Resources are limited in a new startup. If you have employees, there are salaries to pay, processes to put in place, development work to get done, etc. Sometimes, your budget just isn’t enough to cover paid marketing campaigns on channels like Google search or Facebook.
That doesn’t mean you can’t go head to head with the big players to acquire your first customers; you just have to get creative.
But, how do you build a startup to compete with entrenched players who have huge marketing budgets?
Below, we’ll look at proven ways to grow your customer base without spending a dime on a marketing budget. All you need is a bit of sweat, determination and time.
Before you go customer hunting, create a profile
The biggest mistake you can make is having a vague idea of your ideal customer without putting much thought into your target customer.
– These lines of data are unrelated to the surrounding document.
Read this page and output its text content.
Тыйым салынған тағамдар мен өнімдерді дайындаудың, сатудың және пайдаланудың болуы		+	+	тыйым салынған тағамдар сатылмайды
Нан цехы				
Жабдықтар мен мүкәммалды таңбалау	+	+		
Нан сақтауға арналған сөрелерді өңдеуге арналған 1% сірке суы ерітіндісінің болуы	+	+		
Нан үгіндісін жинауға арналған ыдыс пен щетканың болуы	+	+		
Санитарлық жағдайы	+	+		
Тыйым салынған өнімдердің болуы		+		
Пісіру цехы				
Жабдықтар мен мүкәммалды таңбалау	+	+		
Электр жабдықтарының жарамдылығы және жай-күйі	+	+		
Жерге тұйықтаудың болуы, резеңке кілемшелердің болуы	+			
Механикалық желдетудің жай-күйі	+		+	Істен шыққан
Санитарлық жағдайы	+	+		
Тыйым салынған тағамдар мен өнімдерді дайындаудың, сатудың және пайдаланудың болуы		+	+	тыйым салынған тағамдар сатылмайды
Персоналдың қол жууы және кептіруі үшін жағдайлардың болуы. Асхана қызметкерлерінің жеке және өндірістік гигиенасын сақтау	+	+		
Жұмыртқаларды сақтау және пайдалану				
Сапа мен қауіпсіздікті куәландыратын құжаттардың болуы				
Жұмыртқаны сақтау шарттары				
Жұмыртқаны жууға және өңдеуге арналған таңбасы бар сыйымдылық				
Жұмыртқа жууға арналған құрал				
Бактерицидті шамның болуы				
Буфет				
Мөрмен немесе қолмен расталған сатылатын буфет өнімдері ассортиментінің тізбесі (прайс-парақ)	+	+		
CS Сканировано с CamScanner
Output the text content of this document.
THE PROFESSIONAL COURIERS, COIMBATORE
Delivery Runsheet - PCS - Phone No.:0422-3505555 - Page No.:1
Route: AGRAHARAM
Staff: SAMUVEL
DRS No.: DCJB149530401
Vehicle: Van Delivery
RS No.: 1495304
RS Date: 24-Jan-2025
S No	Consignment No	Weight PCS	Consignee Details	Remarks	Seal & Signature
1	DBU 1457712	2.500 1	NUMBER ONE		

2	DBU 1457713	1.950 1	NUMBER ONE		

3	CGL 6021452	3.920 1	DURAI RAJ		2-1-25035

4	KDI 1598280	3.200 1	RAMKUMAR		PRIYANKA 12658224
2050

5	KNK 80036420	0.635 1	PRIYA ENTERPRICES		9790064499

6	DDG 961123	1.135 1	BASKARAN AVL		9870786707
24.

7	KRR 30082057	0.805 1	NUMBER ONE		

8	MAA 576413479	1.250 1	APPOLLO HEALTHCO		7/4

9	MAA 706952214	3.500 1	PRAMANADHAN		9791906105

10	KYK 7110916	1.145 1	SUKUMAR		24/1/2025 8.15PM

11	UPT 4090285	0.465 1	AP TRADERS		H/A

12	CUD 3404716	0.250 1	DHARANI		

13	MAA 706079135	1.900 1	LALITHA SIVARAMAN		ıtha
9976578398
For example, my company serves people who do business online, but we’re not in the “make money online” space. You won’t see us write an article about “How to monetize your blog” or “The 10 advertising programs better than Google.”
That’s not the target customer we’re after. The point is, if we didn’t have a clear picture of who our ideal customer was, we’d be tempted to make content around those topics.
Granted, they’re high volume search terms, so we would be able to rank for them in search engines. But, a very small percentage of them would become customers and in the end, it wouldn’t be worthwhile.
In order to succeed with little to no marketing budget, you’ll have to guard your time and attention just as closely.
Before you go out there and try to drum up customers, answer the following questions about your target customer:
- What is their income (or company income)?
- How old are they?
- What industry (or industries) do they work in? List no more than three at this point
- Where do they hang out online? I.e. Facebook, forums, Quora or niche websites?
- Who do they ask for advice? I.e. Do they read reviews? Do they follow prominent influencers?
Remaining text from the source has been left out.